In deze zaak heeft de Rechtbank Noord-Holland op 12 april 2024 uitspraak gedaan in een geschil over de vastgestelde WOZ-waarde van een woning in de gemeente Zaanstad. Eiser, de eigenaar van de woning, was het niet eens met de door de gemeente vastgestelde waarde van € 337.000 voor het kalenderjaar 2022, en had een beroep ingesteld tegen de ongegrondverklaring van zijn bezwaar door de gemeente. De rechtbank heeft vastgesteld dat de waardepeildatum 1 januari 2021 was en dat eiser een lagere waarde van € 250.000 bepleitte. De gemeente verdedigde de vastgestelde waarde door middel van een matrix met vergelijkingsobjecten.
Tijdens de zitting op 28 maart 2024 heeft de rechtbank de argumenten van beide partijen gehoord.
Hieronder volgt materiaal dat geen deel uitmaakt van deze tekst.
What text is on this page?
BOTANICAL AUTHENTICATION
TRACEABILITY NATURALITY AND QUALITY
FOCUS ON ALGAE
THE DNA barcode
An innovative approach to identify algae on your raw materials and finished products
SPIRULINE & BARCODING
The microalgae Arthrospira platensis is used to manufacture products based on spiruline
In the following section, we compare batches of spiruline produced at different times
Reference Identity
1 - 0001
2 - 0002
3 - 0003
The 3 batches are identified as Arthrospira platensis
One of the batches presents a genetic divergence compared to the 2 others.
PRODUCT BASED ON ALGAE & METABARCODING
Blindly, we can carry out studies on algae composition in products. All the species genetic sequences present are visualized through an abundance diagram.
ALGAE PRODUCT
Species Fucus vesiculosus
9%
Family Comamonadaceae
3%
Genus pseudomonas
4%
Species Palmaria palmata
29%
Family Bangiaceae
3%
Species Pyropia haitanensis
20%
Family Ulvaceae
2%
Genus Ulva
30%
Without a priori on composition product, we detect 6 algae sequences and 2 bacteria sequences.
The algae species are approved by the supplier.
Eiser voerde aan dat de gemeente onvoldoende inzicht had gegeven in de waardering van de woning en de objectonderdelen, terwijl de gemeente stelde dat de waarde niet te hoog was vastgesteld en voldoende rekening had gehouden met de verschillen tussen de woning en de vergelijkingsobjecten. De rechtbank oordeelde dat de gemeente aannemelijk had gemaakt dat de waarde van de woning correct was vastgesteld, en dat de vergelijkingsobjecten voldoende vergelijkbaar waren.
De rechtbank concludeerde dat het beroep van eiser ongegrond was en dat de vastgestelde WOZ-waarde niet te hoog was. Eiser had ook verzocht om een vergoeding voor immateriële schade wegens overschrijding van de redelijke termijn, maar de rechtbank wees dit verzoek af, omdat de vergoeding in werkelijkheid zou neerkomen op winst voor de gemachtigde van eiser. De rechtbank heeft geen aanleiding gezien voor een proceskostenveroordeling. De uitspraak is openbaar uitgesproken en een afschrift is verzonden naar de betrokken partijen.